As prisões foram resultado de investigações conduzidas pela 1ª Delegacia de Investigações Gerais (DIG) de Santos. A dupla é suspeita de integrar uma organização criminosa (ORCRIM) especializada em furtos e roubos de carga. O esquema, que funcionava dentro do fluxo logístico do maior porto da América Latina, teria causado um rombo de aproximadamente R$ 5 milhões em cargas desaparecidas.

As cargas pertenciam a uma empresa de logística e foram roubadas em quatro ocasiões diferentes. A Polícia Civil não detalhou como aconteceram os crimes e as datas.

Após as investigações, a corporação pediu pela prisão e mandados de busca e apreensão em Santos, Cubatão, São Vicente e Guarujá. Um suspeito de 24 anos foi detido em no bairro Vila Áurea, em Guarujá, e o outro, de 46 anos, no Jardim Nova República, em Cubatão. Oito mandados de busca e apreensão foram cumpridos, incluindo sedes de transportadoras que podem estar ligadas ao esquema.
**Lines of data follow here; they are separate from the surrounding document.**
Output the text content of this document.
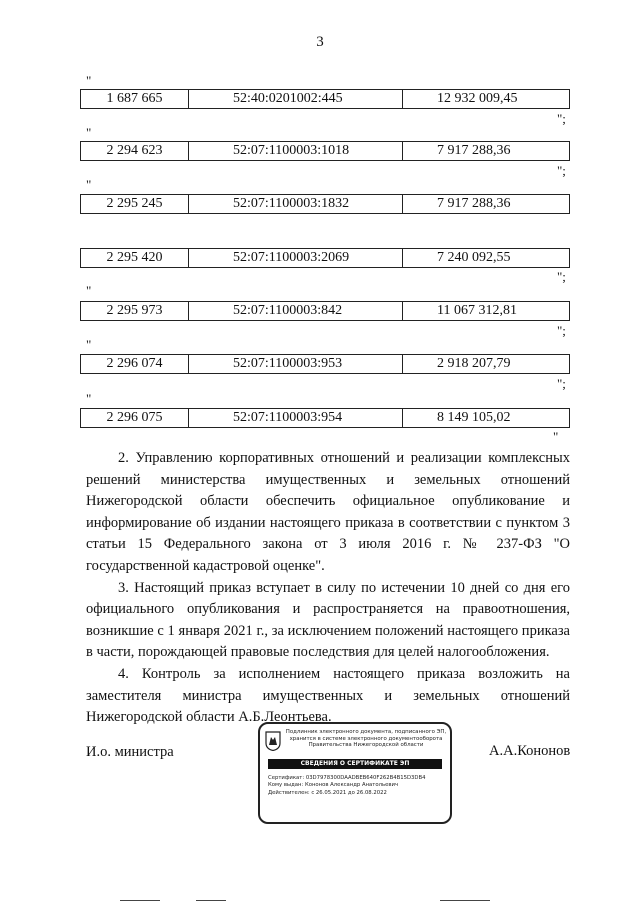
3
"
1 687 665	52:40:0201002:445	12 932 009,45
";
"
2 294 623	52:07:1100003:1018	7 917 288,36
";
"
2 295 245	52:07:1100003:1832	7 917 288,36
2 295 420	52:07:1100003:2069	7 240 092,55
";
"
2 295 973	52:07:1100003:842	11 067 312,81
";
"
2 296 074	52:07:1100003:953	2 918 207,79
";
"
2 296 075	52:07:1100003:954	8 149 105,02
"

2. Управлению корпоративных отношений и реализации комплексных решений министерства имущественных и земельных отношений Нижегородской области обеспечить официальное опубликование и информирование об издании настоящего приказа в соответствии с пунктом 3 статьи 15 Федерального закона от 3 июля 2016 г. № 237-ФЗ "О государственной кадастровой оценке".

3. Настоящий приказ вступает в силу по истечении 10 дней со дня его официального опубликования и распространяется на правоотношения, возникшие с 1 января 2021 г., за исключением положений настоящего приказа в части, порождающей правовые последствия для целей налогообложения.

4. Контроль за исполнением настоящего приказа возложить на заместителя министра имущественных и земельных отношений Нижегородской области А.Б.Леонтьева.

И.о. министра	А.А.Кононов
Подлинник электронного документа, подписанного ЭП,
хранится в системе электронного документооборота
Правительства Нижегородской области
СВЕДЕНИЯ О СЕРТИФИКАТЕ ЭП
Сертификат: 03D7978300DAADBEB640F262B4B15D3DB4
Кому выдан: Кононов Александр Анатольевич
Действителен: с 26.05.2021 до 26.08.2022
Ao todo, 15 computadores, dispositivos eletrônicos, 12 celulares, além de diversos documentos foram apreendidos. O material foi encaminhado para perícia visando identificar outros integrantes e rastrear o destino das cargas desviadas.


A polícia já conseguiu o bloqueio judicial de altas quantias em dinheiro na semana passada, tentando "secar" a conta bancária da organização.

A Polícia Civil destacou que os fatos apurados até o momento indicam que o grupo atuava de forma coordenada para subtrair cargas de alto valor agregado durante o fluxo portuário. A ORCRIM contava com uma estrutura coordenada, chegando a envolver até endereços ligados a empresas de transporte e logística.

Os suspeitos foram encaminhados à cadeia após a prisão ser formalizada na delegacia e estão à disposição da justiça. Os nomes dos presos não foram divulgados.

De acordo com o delegado responsável pelo caso, essa operação é um passo fundamental para sufocar financeiramente as quadrilhas que lucram com o crime portuário. Ao atingir o bolso dos envolvidos e apreender seus computadores, a polícia espera desmantelar todo o núcleo da organização.